Un an avant le scrutin, les partis européens en avaient convenu entre eux : chaque formation politique représentée au niveau de l’UE présenterait une tête d’affiche ; et le chef de file de la famille arrivée en tête aurait automatiquement vocation à présider le futur exécutif communautaire. Cette « politisation du scrutin » devait passionner les électeurs et les inciter ainsi à prendre le chemin des urnes. On sait ce qu’il en fut.
Mais le mécanisme – qui n’a aucune existence juridique, le traité de Lisbonne disposant simplement que le Conseil européen « prend en compte » le résultat du scrutin pour choisir une personnalité – est devenu, selon ses promoteurs, une « obligation démocratique » ! Le premier ministre britannique a pourtant raison de rappeler que M. Juncker, « n’a figuré sur aucun bulletin de vote, ne s'est présenté nulle part et n'a été élu par personne ». Dans ces conditions, cette procédure « déplace le pouvoir au détriment des gouvernements nationaux sans l'approbation des électeurs ».

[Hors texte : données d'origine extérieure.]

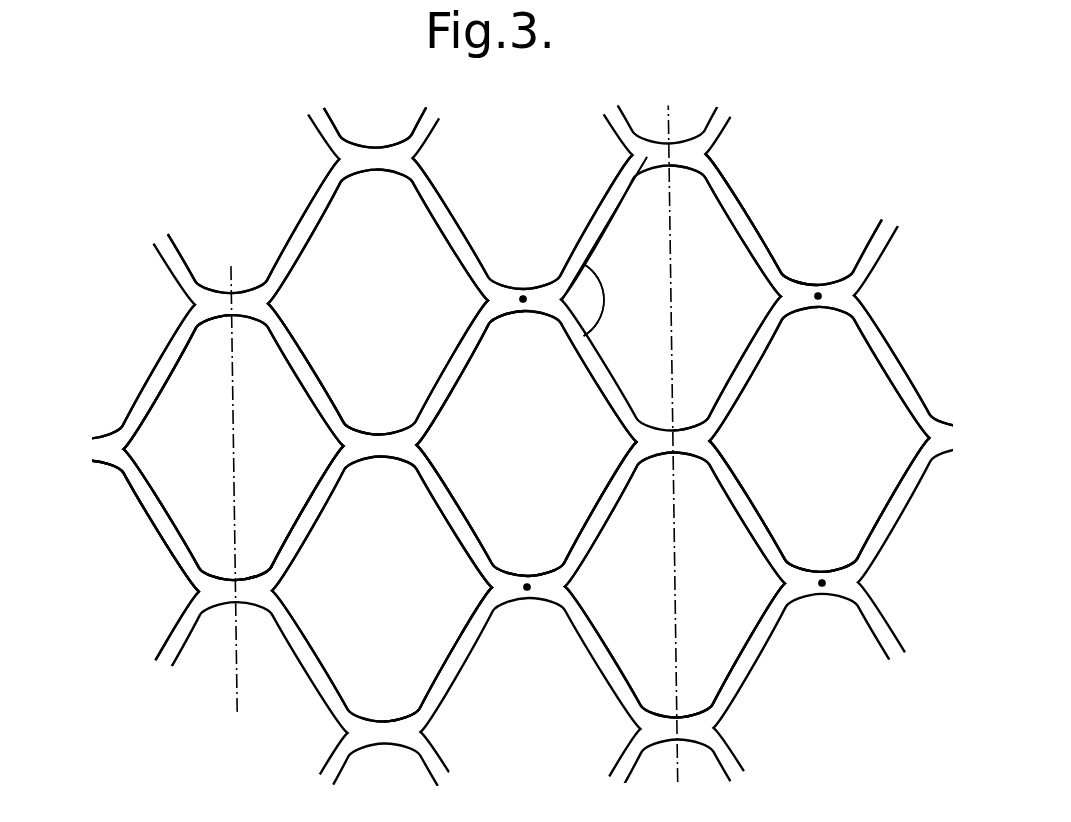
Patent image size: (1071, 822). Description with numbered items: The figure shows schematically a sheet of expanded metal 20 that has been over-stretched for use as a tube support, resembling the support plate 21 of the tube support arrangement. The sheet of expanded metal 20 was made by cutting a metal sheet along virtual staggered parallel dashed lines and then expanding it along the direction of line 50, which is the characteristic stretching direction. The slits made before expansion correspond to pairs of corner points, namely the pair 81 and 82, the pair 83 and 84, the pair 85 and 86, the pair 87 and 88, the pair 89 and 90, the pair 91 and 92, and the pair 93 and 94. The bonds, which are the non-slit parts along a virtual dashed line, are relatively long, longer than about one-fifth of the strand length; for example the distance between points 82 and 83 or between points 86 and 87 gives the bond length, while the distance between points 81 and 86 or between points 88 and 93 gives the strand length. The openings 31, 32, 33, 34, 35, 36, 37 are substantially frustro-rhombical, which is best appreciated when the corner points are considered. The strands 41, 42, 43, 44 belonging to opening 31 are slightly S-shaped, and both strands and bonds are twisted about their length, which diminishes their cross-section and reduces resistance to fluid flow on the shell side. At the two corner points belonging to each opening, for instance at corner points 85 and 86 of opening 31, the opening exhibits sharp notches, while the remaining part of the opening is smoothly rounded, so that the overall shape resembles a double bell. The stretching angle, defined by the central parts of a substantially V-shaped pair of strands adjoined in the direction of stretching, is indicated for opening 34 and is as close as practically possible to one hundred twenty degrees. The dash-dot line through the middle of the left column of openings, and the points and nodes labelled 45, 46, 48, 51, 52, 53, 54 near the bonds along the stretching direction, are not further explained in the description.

The sheet of expanded metal 20 is at (168, 624).
The support plate 21 is at (93, 461).
The opening 31 is at (162, 394).
The opening 32 is at (383, 152).
The opening 33 is at (550, 352).
The opening 34 is at (718, 198).
The opening 35 is at (932, 317).
The opening 36 is at (745, 657).
The opening 37 is at (438, 677).
The strand 41 is at (172, 344).
The strand 42 is at (140, 508).
The strand 43 is at (372, 333).
The strand 44 is at (320, 508).
The node 45 is at (225, 292).
The node 46 is at (222, 598).
The longitudinal axis 48 is at (238, 642).
The characteristic direction 50 is at (742, 59).
The connection point 51 is at (523, 297).
The connection point 52 is at (527, 590).
The connection point 53 is at (845, 220).
The connection point 54 is at (822, 587).
The corner point 81 is at (271, 303).
The corner point 82 is at (489, 300).
The corner point 83 is at (556, 281).
The corner point 84 is at (783, 296).
The corner point 85 is at (123, 448).
The corner point 86 is at (340, 447).
The corner point 87 is at (422, 446).
The corner point 88 is at (633, 441).
The corner point 89 is at (715, 441).
The corner point 90 is at (930, 437).
The corner point 91 is at (272, 590).
The corner point 92 is at (489, 589).
The corner point 93 is at (566, 589).
The corner point 94 is at (784, 590).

Le but de cette manœuvre subreptice consiste à présenter petit à petit la Commission comme un « gouvernement européen », responsable devant un parlement et une majorité (laquelle majorité va d’ailleurs présentement être formée sur la base d’une « grande coalition » face à des « eurosceptiques » arrivés en force à Strasbourg). Bref, le modèle institutionnel fédéral. La tentation n’est certes pas nouvelle, mais M. Cameron – en l’occurrence soutenu par tous les partis anglais, eux-mêmes sous pression de la déferlante UKIP – a bien senti qu’un pas était franchi en ce sens. Le Monde (éditorial du 29/06/2014) se réjouit pour sa part de ce « tournant historique dans la construction européenne ».
Au même moment, François Hollande proposait une « convergence fiscale et sociale renforcée » et un programme d’investissement à cinq ans pour un montant global de 1200 milliards d’euros moyennant une capacité d’emprunt communautaire, ébauche d’un Trésor européen. La création d’un corps européen de garde-frontières est également d’inspiration fédérale. Pour sa part, le nouveau chef du gouvernement italien, qui prend la tête du Conseil pour six mois, a appelé à se mobiliser pour « les Etats-Unis d’Europe ».
Ceux qui entendent avancer dans ce sens sont cependant conscients de l’extraordinaire contradiction avec l’état d’esprit populaire qui monte de toutes parts en faveur de la récupération des prérogatives nationales. Comme l’avouait le 19 juin Laurent Fabius à propos de l’évolution du Pacte de stabilité, « il est hors de question de modifier les traités maintenant, puisque les Européens les rejetteraient ».
Reste dès lors la voie du fait accompli rampant. La nomination « automatique » de M. Juncker en constitue une illustration.